Extractive industries are very aware of the philosophy of the “social licence,” in which support from the community is an essential element of business practice. To date, this has largely been a non-issue for the Canadian banking sector – which we often point to with pride for its stability and embodiment of Canadian values of common sense. However, over recent years public attitudes have shifted and changed toward the banking sector, most notably with the global “Occupy” movement.
This is a new environment for our banks, filled with many opportunities for misstep. All banks should look to RBC’s experience and perform some serious self examination of their business practices – reflecting on how relatively small (in scale) missteps can have monumental consequences in the court of public opinion. It goes without saying that those most aware of public opinion, the PR team who manage the banks reputation in front of its critics in the press, should be at the centre of this process, helping the different appendages of the organization communicate with each other.
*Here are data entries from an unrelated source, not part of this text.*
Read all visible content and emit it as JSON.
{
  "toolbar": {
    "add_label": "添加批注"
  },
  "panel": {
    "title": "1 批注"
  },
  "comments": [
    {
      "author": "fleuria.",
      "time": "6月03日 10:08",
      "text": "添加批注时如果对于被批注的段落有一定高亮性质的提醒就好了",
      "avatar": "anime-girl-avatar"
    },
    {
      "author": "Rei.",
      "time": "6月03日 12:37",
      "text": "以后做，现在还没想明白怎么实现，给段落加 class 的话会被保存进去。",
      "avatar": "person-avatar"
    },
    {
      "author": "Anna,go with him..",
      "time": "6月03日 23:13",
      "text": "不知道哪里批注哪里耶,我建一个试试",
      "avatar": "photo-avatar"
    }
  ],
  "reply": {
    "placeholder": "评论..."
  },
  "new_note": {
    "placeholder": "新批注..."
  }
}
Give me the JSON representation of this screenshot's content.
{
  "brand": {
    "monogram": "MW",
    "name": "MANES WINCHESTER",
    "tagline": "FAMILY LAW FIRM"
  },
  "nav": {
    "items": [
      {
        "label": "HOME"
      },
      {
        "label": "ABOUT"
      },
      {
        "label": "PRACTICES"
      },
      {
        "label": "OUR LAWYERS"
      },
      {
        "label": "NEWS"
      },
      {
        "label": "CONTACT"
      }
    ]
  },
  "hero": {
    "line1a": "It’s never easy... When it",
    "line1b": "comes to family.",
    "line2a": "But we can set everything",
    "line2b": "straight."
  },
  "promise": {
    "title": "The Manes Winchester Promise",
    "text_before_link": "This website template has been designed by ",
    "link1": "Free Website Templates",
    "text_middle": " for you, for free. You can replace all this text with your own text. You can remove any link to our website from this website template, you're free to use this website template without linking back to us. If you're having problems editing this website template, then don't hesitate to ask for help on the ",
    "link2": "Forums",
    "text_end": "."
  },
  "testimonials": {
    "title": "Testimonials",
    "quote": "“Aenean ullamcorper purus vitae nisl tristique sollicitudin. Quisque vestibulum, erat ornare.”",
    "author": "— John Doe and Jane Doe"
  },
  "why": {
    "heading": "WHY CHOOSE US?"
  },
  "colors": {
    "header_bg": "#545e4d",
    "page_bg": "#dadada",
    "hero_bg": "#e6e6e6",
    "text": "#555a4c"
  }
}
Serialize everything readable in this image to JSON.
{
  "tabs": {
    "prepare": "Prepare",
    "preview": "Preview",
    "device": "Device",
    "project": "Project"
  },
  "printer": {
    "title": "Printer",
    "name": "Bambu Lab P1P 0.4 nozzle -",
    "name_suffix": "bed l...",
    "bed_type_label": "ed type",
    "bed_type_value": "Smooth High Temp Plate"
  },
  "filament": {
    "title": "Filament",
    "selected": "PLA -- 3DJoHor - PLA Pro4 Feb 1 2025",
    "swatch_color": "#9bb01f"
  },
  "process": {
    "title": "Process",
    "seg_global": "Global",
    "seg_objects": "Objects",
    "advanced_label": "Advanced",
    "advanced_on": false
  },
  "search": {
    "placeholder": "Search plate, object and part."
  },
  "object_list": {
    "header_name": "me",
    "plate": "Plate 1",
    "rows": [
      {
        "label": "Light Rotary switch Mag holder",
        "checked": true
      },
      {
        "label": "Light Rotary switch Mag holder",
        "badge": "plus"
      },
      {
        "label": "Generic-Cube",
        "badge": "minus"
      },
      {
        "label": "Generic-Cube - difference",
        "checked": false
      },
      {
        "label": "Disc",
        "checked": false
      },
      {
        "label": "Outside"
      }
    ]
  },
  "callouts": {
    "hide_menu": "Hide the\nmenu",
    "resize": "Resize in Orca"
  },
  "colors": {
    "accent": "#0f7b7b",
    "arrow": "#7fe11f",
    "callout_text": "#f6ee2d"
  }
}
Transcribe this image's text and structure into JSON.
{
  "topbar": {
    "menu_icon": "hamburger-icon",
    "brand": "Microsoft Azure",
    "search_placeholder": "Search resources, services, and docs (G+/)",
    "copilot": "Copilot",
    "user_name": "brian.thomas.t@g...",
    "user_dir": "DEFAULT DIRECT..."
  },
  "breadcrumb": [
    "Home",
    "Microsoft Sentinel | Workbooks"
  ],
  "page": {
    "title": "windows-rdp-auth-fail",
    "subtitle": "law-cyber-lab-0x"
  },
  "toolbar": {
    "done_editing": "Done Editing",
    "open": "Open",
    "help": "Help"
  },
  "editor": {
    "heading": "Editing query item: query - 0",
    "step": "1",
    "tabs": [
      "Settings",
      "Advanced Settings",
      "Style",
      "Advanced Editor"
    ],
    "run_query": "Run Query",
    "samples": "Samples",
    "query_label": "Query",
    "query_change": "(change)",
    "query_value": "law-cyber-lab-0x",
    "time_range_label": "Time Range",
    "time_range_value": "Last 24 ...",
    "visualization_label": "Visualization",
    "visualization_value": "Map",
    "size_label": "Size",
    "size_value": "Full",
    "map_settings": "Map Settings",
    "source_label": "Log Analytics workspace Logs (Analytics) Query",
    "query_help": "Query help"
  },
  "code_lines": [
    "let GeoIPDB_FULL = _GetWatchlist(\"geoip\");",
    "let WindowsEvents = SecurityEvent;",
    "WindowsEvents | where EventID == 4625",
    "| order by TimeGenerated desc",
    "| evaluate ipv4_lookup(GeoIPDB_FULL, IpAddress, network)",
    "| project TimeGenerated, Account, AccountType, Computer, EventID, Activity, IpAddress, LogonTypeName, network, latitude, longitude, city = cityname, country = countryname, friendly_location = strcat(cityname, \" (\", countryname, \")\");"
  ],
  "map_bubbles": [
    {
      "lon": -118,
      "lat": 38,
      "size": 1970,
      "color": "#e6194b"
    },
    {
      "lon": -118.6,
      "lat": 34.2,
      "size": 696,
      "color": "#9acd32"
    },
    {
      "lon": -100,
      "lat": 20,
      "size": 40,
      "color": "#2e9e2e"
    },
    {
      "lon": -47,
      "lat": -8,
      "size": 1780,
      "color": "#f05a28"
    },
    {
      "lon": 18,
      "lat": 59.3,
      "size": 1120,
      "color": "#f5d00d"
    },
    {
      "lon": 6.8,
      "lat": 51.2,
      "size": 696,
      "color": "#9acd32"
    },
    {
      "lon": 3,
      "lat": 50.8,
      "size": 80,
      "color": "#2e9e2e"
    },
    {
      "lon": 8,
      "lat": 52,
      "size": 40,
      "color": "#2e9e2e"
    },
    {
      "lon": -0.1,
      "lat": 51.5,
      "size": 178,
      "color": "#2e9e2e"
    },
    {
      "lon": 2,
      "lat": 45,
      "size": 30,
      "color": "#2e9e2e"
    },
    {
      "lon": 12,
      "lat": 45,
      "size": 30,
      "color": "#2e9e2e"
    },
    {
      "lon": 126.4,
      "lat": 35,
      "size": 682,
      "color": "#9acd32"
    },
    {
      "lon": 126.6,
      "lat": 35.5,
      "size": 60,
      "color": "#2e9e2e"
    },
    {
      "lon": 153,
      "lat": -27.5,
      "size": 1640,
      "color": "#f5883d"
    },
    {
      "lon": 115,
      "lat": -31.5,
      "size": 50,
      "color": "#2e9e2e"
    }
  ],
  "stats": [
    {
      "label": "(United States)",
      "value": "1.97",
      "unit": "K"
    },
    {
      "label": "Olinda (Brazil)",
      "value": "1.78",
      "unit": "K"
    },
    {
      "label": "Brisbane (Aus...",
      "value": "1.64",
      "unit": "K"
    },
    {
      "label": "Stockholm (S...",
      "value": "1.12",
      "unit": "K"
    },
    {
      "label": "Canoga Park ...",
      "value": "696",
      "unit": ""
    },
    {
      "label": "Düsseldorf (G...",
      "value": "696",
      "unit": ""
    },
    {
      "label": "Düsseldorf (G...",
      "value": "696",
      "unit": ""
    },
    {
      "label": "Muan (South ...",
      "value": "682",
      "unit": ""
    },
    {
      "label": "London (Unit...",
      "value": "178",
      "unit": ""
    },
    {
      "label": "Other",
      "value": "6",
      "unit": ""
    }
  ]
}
Gord Nixon may well be reminding his team of the words of Warren Bufffett, “It takes 20 years to build a reputation and five minutes to ruin it. If you think about that, you’ll do things differently.”
Daniel Tisch, president, Argyle Communications
It’s easy to know when a Canadian company is in reputational trouble: it’s when they’re featured on U.S. PR blogs and associated with the ubiquitous term “PR disaster.” Much of the analysis focuses on whether this week’s controversy will cause lasting reputational damage to RBC. Predictions are pointless and premature, because that depends largely on the bank itself, its 57,000 employees and their innumerable stories. The big danger for RBC isn’t this story; it’s the next one that reinforces bad judgment or a tin ear for public opinion.
We live at a time when small operational risks can become massive reputational risks – the reality of a world where all employees and stakeholders carry global publishing power in their pockets. The smartest companies have PR embedded at the highest levels of management, with the authority and access to lead interdisciplinary collaboration on communication. They also have sophisticated listening and engagement strategies for swift detection of both risks and opportunities. RBC is no doubt reviewing these structures and strategies now. Gord Nixon’s acknowledgement that stakeholder expectations should guide business practices was very smart.
The other challenge for RBC is being identified with issues – outsourcing, offshoring and questionable HR practices – that are far bigger than even the biggest bank. This means they will be caught in the slipstream of stories driven by high-profile stakeholders, as they were by the Prime Minister’s comments on Thursday.
Authentic communication can help them lose that tag (anyone who uses the phrase “on a go-forward basis” should be suspended). They need strong internal policies, and to play “error-free ball” in their PR. RBC also needs a little luck, such as another big Canadian brand misstep on foreign workers. With the media looking hard for this right now, I’ll bet they won’t have long to wait.